Tournant son visage vers son livre, se détournant nonchalamment de la discussion en cours, elle chercha en tatonnant un bout de papier dans sa poche. Mais sa main ne rencontra que du vide ; déception suprême du lecteur qui veut marquer sa page. Elle allait fermer son livre, se résignant à mémoriser une page qu´elle était pourtant presque certaine d´oublier, mais le silence retint son geste. Un silence qui surprit la Poufsouffle, qui releva la tête.

L´infirmier était parti. Elle jeta un bref coup d´œil à sa voisine, même si elle savait pertinemment que... Trop tard. Les yeux avaient surpris son regard, et la regardait maintenant droit dans les yeux.

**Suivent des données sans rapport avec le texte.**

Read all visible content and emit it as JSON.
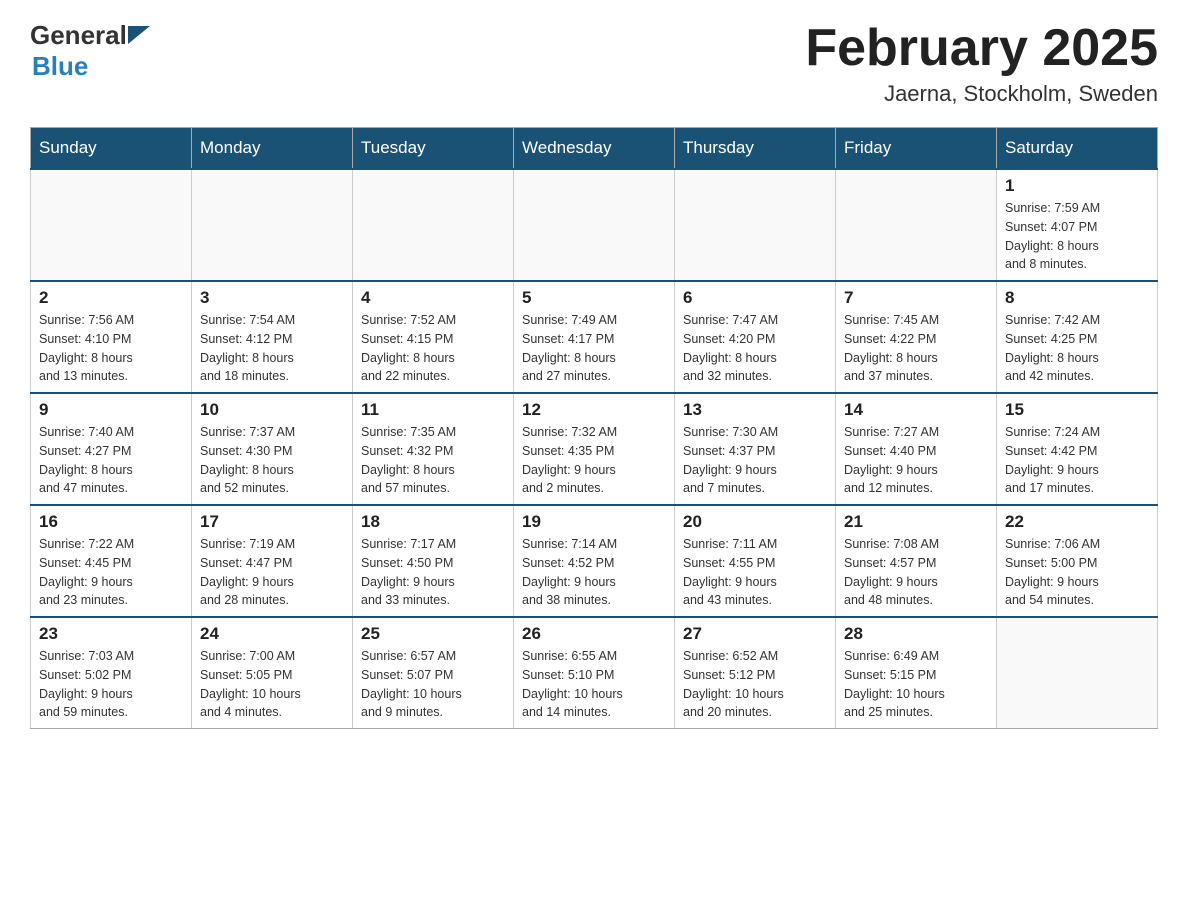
{
  "header": {
    "logo_general": "General",
    "logo_blue": "Blue",
    "title": "February 2025",
    "subtitle": "Jaerna, Stockholm, Sweden"
  },
  "weekdays": [
    "Sunday",
    "Monday",
    "Tuesday",
    "Wednesday",
    "Thursday",
    "Friday",
    "Saturday"
  ],
  "weeks": [
    [
      {
        "num": "",
        "info": ""
      },
      {
        "num": "",
        "info": ""
      },
      {
        "num": "",
        "info": ""
      },
      {
        "num": "",
        "info": ""
      },
      {
        "num": "",
        "info": ""
      },
      {
        "num": "",
        "info": ""
      },
      {
        "num": "1",
        "info": "Sunrise: 7:59 AM\nSunset: 4:07 PM\nDaylight: 8 hours\nand 8 minutes."
      }
    ],
    [
      {
        "num": "2",
        "info": "Sunrise: 7:56 AM\nSunset: 4:10 PM\nDaylight: 8 hours\nand 13 minutes."
      },
      {
        "num": "3",
        "info": "Sunrise: 7:54 AM\nSunset: 4:12 PM\nDaylight: 8 hours\nand 18 minutes."
      },
      {
        "num": "4",
        "info": "Sunrise: 7:52 AM\nSunset: 4:15 PM\nDaylight: 8 hours\nand 22 minutes."
      },
      {
        "num": "5",
        "info": "Sunrise: 7:49 AM\nSunset: 4:17 PM\nDaylight: 8 hours\nand 27 minutes."
      },
      {
        "num": "6",
        "info": "Sunrise: 7:47 AM\nSunset: 4:20 PM\nDaylight: 8 hours\nand 32 minutes."
      },
      {
        "num": "7",
        "info": "Sunrise: 7:45 AM\nSunset: 4:22 PM\nDaylight: 8 hours\nand 37 minutes."
      },
      {
        "num": "8",
        "info": "Sunrise: 7:42 AM\nSunset: 4:25 PM\nDaylight: 8 hours\nand 42 minutes."
      }
    ],
    [
      {
        "num": "9",
        "info": "Sunrise: 7:40 AM\nSunset: 4:27 PM\nDaylight: 8 hours\nand 47 minutes."
      },
      {
        "num": "10",
        "info": "Sunrise: 7:37 AM\nSunset: 4:30 PM\nDaylight: 8 hours\nand 52 minutes."
      },
      {
        "num": "11",
        "info": "Sunrise: 7:35 AM\nSunset: 4:32 PM\nDaylight: 8 hours\nand 57 minutes."
      },
      {
        "num": "12",
        "info": "Sunrise: 7:32 AM\nSunset: 4:35 PM\nDaylight: 9 hours\nand 2 minutes."
      },
      {
        "num": "13",
        "info": "Sunrise: 7:30 AM\nSunset: 4:37 PM\nDaylight: 9 hours\nand 7 minutes."
      },
      {
        "num": "14",
        "info": "Sunrise: 7:27 AM\nSunset: 4:40 PM\nDaylight: 9 hours\nand 12 minutes."
      },
      {
        "num": "15",
        "info": "Sunrise: 7:24 AM\nSunset: 4:42 PM\nDaylight: 9 hours\nand 17 minutes."
      }
    ],
    [
      {
        "num": "16",
        "info": "Sunrise: 7:22 AM\nSunset: 4:45 PM\nDaylight: 9 hours\nand 23 minutes."
      },
      {
        "num": "17",
        "info": "Sunrise: 7:19 AM\nSunset: 4:47 PM\nDaylight: 9 hours\nand 28 minutes."
      },
      {
        "num": "18",
        "info": "Sunrise: 7:17 AM\nSunset: 4:50 PM\nDaylight: 9 hours\nand 33 minutes."
      },
      {
        "num": "19",
        "info": "Sunrise: 7:14 AM\nSunset: 4:52 PM\nDaylight: 9 hours\nand 38 minutes."
      },
      {
        "num": "20",
        "info": "Sunrise: 7:11 AM\nSunset: 4:55 PM\nDaylight: 9 hours\nand 43 minutes."
      },
      {
        "num": "21",
        "info": "Sunrise: 7:08 AM\nSunset: 4:57 PM\nDaylight: 9 hours\nand 48 minutes."
      },
      {
        "num": "22",
        "info": "Sunrise: 7:06 AM\nSunset: 5:00 PM\nDaylight: 9 hours\nand 54 minutes."
      }
    ],
    [
      {
        "num": "23",
        "info": "Sunrise: 7:03 AM\nSunset: 5:02 PM\nDaylight: 9 hours\nand 59 minutes."
      },
      {
        "num": "24",
        "info": "Sunrise: 7:00 AM\nSunset: 5:05 PM\nDaylight: 10 hours\nand 4 minutes."
      },
      {
        "num": "25",
        "info": "Sunrise: 6:57 AM\nSunset: 5:07 PM\nDaylight: 10 hours\nand 9 minutes."
      },
      {
        "num": "26",
        "info": "Sunrise: 6:55 AM\nSunset: 5:10 PM\nDaylight: 10 hours\nand 14 minutes."
      },
      {
        "num": "27",
        "info": "Sunrise: 6:52 AM\nSunset: 5:12 PM\nDaylight: 10 hours\nand 20 minutes."
      },
      {
        "num": "28",
        "info": "Sunrise: 6:49 AM\nSunset: 5:15 PM\nDaylight: 10 hours\nand 25 minutes."
      },
      {
        "num": "",
        "info": ""
      }
    ]
  ]
}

Une voix lente résonna, sortant des profondeurs de la fatigue. Ada n'avait pas prévue de se faire exploratrice des abysses, ce soir. Tout bien considéré, elle n´avait pas prévu de se péter le genoux, non plus. Drôle de journée.

Prise sur le faite, Ada ne sut rien faire d´autre que de garder ses yeux dans les siens. Immobile -autant jouer la morte. La fille avait des yeux froids, des yeux qu´on n´aimait pas ; des yeux un peu fous. Ada, elle, avait des yeux calmes. Des yeux gentils. Des yeux doux.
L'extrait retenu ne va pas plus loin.